Healing targeted
IRC launches new residential-schools initiative

Daniel MacIsaac
Northern News Services

Inuvik (Apr 07/00) - A recent workshop at the Inuvialuit Regional Corporation offices generated a lot of emotion, purpose and determination to break the cycle of residential school abuse.

Bringing together participants from Inuvik, Aklavik and Sachs Harbour, and led by Yellowknife counsellor Norman Yakelaya, the two-day workshop targeted healing for residential school "survivors" and their families.

"The Grollier Hall healing circle is a group of those who were abused and who have gotten together to do healing," said participant Sarah Jerome from the Beaufort Delta Education Council. "This one is for those who came out of those schools and who, while not abused, suffered from the effects of that syndrome and who lost bonds with their families and parenting skills."

The corporation's Maria Storr said those effects can show up in parents failing to set ground-rules for their children, over-disciplining them or, at worst, abusing them.
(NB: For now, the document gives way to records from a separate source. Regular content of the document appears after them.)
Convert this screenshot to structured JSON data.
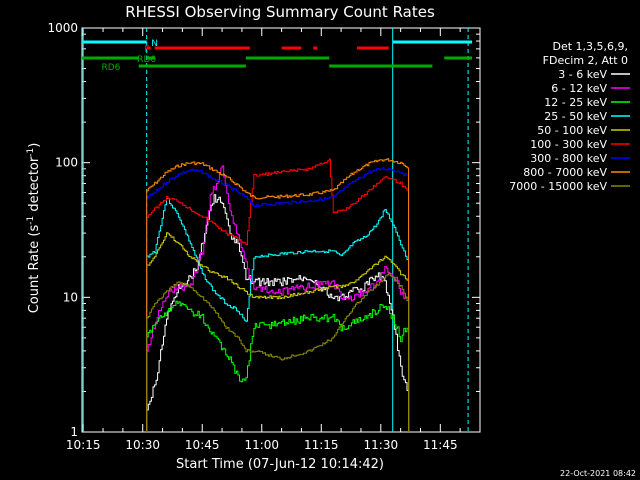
{
  "chart_data": {
    "type": "line",
    "title": "RHESSI Observing Summary Count Rates",
    "xlabel": "Start Time (07-Jun-12 10:14:42)",
    "ylabel": "Count Rate (s",
    "ylabel_sup": "-1",
    "ylabel_mid": " detector",
    "ylabel_sup2": "-1",
    "ylabel_end": ")",
    "y_scale": "log",
    "ylim": [
      1,
      1000
    ],
    "xlim": [
      "10:14:42",
      "11:55:00"
    ],
    "x_ticks": [
      "10:15",
      "10:30",
      "10:45",
      "11:00",
      "11:15",
      "11:30",
      "11:45"
    ],
    "y_ticks": [
      "1",
      "10",
      "100",
      "1000"
    ],
    "legend": {
      "placement": "right",
      "header": [
        "Det 1,3,5,6,9,",
        "FDecim 2, Att 0"
      ]
    },
    "series": [
      {
        "name": "3 - 6 keV",
        "color": "#ffffff",
        "x": [
          "10:31",
          "10:33",
          "10:36",
          "10:39",
          "10:42",
          "10:44",
          "10:46",
          "10:48",
          "10:50",
          "10:52",
          "10:54",
          "10:56",
          "10:58",
          "11:05",
          "11:12",
          "11:18",
          "11:20",
          "11:23",
          "11:26",
          "11:29",
          "11:31",
          "11:33",
          "11:35",
          "11:37"
        ],
        "y": [
          1.5,
          2.2,
          7,
          12,
          14,
          18,
          35,
          55,
          50,
          30,
          25,
          14,
          13,
          13,
          14,
          10,
          10,
          11,
          12,
          15,
          13,
          7,
          3,
          2
        ]
      },
      {
        "name": "6 - 12 keV",
        "color": "#ff00ff",
        "x": [
          "10:31",
          "10:34",
          "10:38",
          "10:42",
          "10:45",
          "10:47",
          "10:49",
          "10:50",
          "10:52",
          "10:54",
          "10:56",
          "10:58",
          "11:05",
          "11:12",
          "11:18",
          "11:20",
          "11:23",
          "11:26",
          "11:29",
          "11:31",
          "11:33",
          "11:35",
          "11:37"
        ],
        "y": [
          4,
          8,
          12,
          12,
          22,
          55,
          75,
          95,
          45,
          28,
          18,
          12,
          11,
          12,
          13,
          10,
          10,
          11,
          13,
          16,
          15,
          11,
          9
        ]
      },
      {
        "name": "12 - 25 keV",
        "color": "#00ff00",
        "x": [
          "10:31",
          "10:34",
          "10:38",
          "10:42",
          "10:45",
          "10:48",
          "10:52",
          "10:54",
          "10:56",
          "10:58",
          "11:05",
          "11:12",
          "11:18",
          "11:20",
          "11:23",
          "11:26",
          "11:29",
          "11:31",
          "11:33",
          "11:35",
          "11:37"
        ],
        "y": [
          5,
          7,
          9,
          8,
          7,
          5,
          3.5,
          2.5,
          2.5,
          6,
          6.5,
          7,
          7,
          6,
          6.5,
          7,
          8,
          9,
          7,
          5,
          6.5
        ]
      },
      {
        "name": "25 - 50 keV",
        "color": "#00ffff",
        "x": [
          "10:31",
          "10:33",
          "10:36",
          "10:39",
          "10:42",
          "10:45",
          "10:48",
          "10:51",
          "10:54",
          "10:56",
          "10:58",
          "11:05",
          "11:12",
          "11:18",
          "11:20",
          "11:23",
          "11:26",
          "11:29",
          "11:31",
          "11:33",
          "11:35",
          "11:37"
        ],
        "y": [
          20,
          22,
          55,
          40,
          25,
          15,
          11,
          9,
          8,
          6.5,
          20,
          21,
          22,
          22,
          20,
          25,
          28,
          35,
          45,
          35,
          25,
          18
        ]
      },
      {
        "name": "50 - 100 keV",
        "color": "#cccc00",
        "x": [
          "10:31",
          "10:33",
          "10:36",
          "10:39",
          "10:42",
          "10:45",
          "10:48",
          "10:51",
          "10:54",
          "10:56",
          "10:58",
          "11:05",
          "11:12",
          "11:18",
          "11:20",
          "11:23",
          "11:26",
          "11:29",
          "11:31",
          "11:33",
          "11:35",
          "11:37"
        ],
        "y": [
          17,
          20,
          30,
          25,
          20,
          17,
          15,
          14,
          12,
          11,
          10,
          10,
          11,
          12,
          12,
          13,
          15,
          18,
          20,
          18,
          15,
          13
        ]
      },
      {
        "name": "100 - 300 keV",
        "color": "#ff0000",
        "x": [
          "10:31",
          "10:33",
          "10:36",
          "10:39",
          "10:42",
          "10:45",
          "10:48",
          "10:51",
          "10:54",
          "10:56",
          "10:58",
          "11:05",
          "11:12",
          "11:17",
          "11:18",
          "11:21",
          "11:24",
          "11:27",
          "11:30",
          "11:32",
          "11:35",
          "11:37"
        ],
        "y": [
          40,
          45,
          55,
          52,
          45,
          40,
          35,
          30,
          27,
          25,
          80,
          85,
          90,
          105,
          42,
          45,
          52,
          62,
          75,
          78,
          70,
          60
        ]
      },
      {
        "name": "300 - 800 keV",
        "color": "#0000ff",
        "x": [
          "10:31",
          "10:33",
          "10:36",
          "10:39",
          "10:42",
          "10:45",
          "10:48",
          "10:51",
          "10:54",
          "10:56",
          "10:58",
          "11:05",
          "11:12",
          "11:18",
          "11:21",
          "11:24",
          "11:27",
          "11:30",
          "11:32",
          "11:35",
          "11:37"
        ],
        "y": [
          55,
          60,
          72,
          82,
          88,
          85,
          75,
          68,
          60,
          55,
          48,
          50,
          52,
          55,
          65,
          75,
          85,
          90,
          90,
          85,
          78
        ]
      },
      {
        "name": "800 - 7000 keV",
        "color": "#ff8800",
        "x": [
          "10:31",
          "10:33",
          "10:36",
          "10:39",
          "10:42",
          "10:45",
          "10:48",
          "10:51",
          "10:54",
          "10:56",
          "10:58",
          "11:05",
          "11:12",
          "11:18",
          "11:21",
          "11:24",
          "11:27",
          "11:30",
          "11:32",
          "11:35",
          "11:37"
        ],
        "y": [
          62,
          70,
          85,
          95,
          100,
          98,
          88,
          78,
          68,
          60,
          55,
          56,
          58,
          62,
          75,
          88,
          98,
          105,
          105,
          100,
          92
        ]
      },
      {
        "name": "7000 - 15000 keV",
        "color": "#888800",
        "x": [
          "10:31",
          "10:33",
          "10:36",
          "10:39",
          "10:42",
          "10:45",
          "10:48",
          "10:51",
          "10:54",
          "10:56",
          "10:58",
          "11:05",
          "11:12",
          "11:18",
          "11:21",
          "11:24",
          "11:27",
          "11:30",
          "11:32",
          "11:35",
          "11:37"
        ],
        "y": [
          7,
          9,
          11,
          13,
          12,
          10,
          8,
          6,
          5,
          4,
          4,
          3.5,
          4,
          5,
          7,
          9,
          11,
          13,
          15,
          12,
          9
        ]
      }
    ],
    "flags": [
      {
        "label": "N",
        "color": "#00ffff",
        "segments": [
          [
            "10:14:42",
            "10:31"
          ],
          [
            "11:33",
            "11:53"
          ]
        ],
        "label_at": "10:33"
      },
      {
        "label": "F",
        "color": "#ff0000",
        "segments": [
          [
            "10:31",
            "10:32"
          ],
          [
            "10:33",
            "10:57"
          ],
          [
            "11:05",
            "11:10"
          ],
          [
            "11:13",
            "11:14"
          ],
          [
            "11:24",
            "11:32"
          ]
        ],
        "label_at": "10:31"
      },
      {
        "label": "RD0",
        "color": "#00aa00",
        "segments": [
          [
            "10:14:42",
            "10:29"
          ],
          [
            "10:31",
            "10:33"
          ],
          [
            "10:56",
            "11:17"
          ],
          [
            "11:46",
            "11:53"
          ]
        ],
        "label_at": "10:31"
      },
      {
        "label": "RD6",
        "color": "#00aa00",
        "segments": [
          [
            "10:29",
            "10:56"
          ],
          [
            "11:17",
            "11:43"
          ]
        ],
        "label_at": "10:22"
      }
    ],
    "vlines": [
      {
        "x": "10:15",
        "color": "#00ffff",
        "style": "solid"
      },
      {
        "x": "10:31",
        "color": "#00ffff",
        "style": "dashed"
      },
      {
        "x": "11:33",
        "color": "#00ffff",
        "style": "solid"
      },
      {
        "x": "11:52",
        "color": "#00ffff",
        "style": "dashed"
      }
    ],
    "timestamp": "22-Oct-2021 08:42"
  }
}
She said in January the Aboriginal Healing Foundation approved a corporation proposal to train some 25 facilitators in the settlement communities this spring to act as parenting facilitators, on a one-year trial basis.
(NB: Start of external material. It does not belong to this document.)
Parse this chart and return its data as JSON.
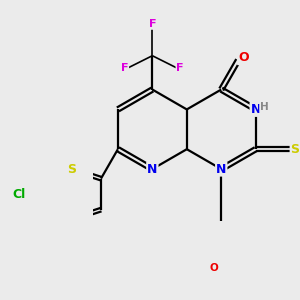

"We have been working with childcare and wanted to include the parenting aspect in dealing with educating young children," she said. "We have no models for something like this, but people have different methods and we'll even be working in consultation with elders to get ideas about how aboriginal children were raised before the influx of the Europeans."

Jerome also said this initiative differs from others in that it's "genuinely grassroots" and also fills the void created through the closure of local healing centres.

"The government usually comes in and shapes these programs from the top-down and doesn't usually recognize these ideas from the communities," she said, adding, "I think this is all going to open a can of worms -- incest will come out, gambling, alcoholism -- but they've been closing down healing centres and there's a need."

Marilyn Harry from Family Counselling stressed the group's non-confrontational approach.

"We're not pointing any fingers at any groups or races," she said. "We just want to be there to empower the communities and hope to do some good intervention work at the schools and focus on taking things slowly and to go with the flow, just like the elders taught us."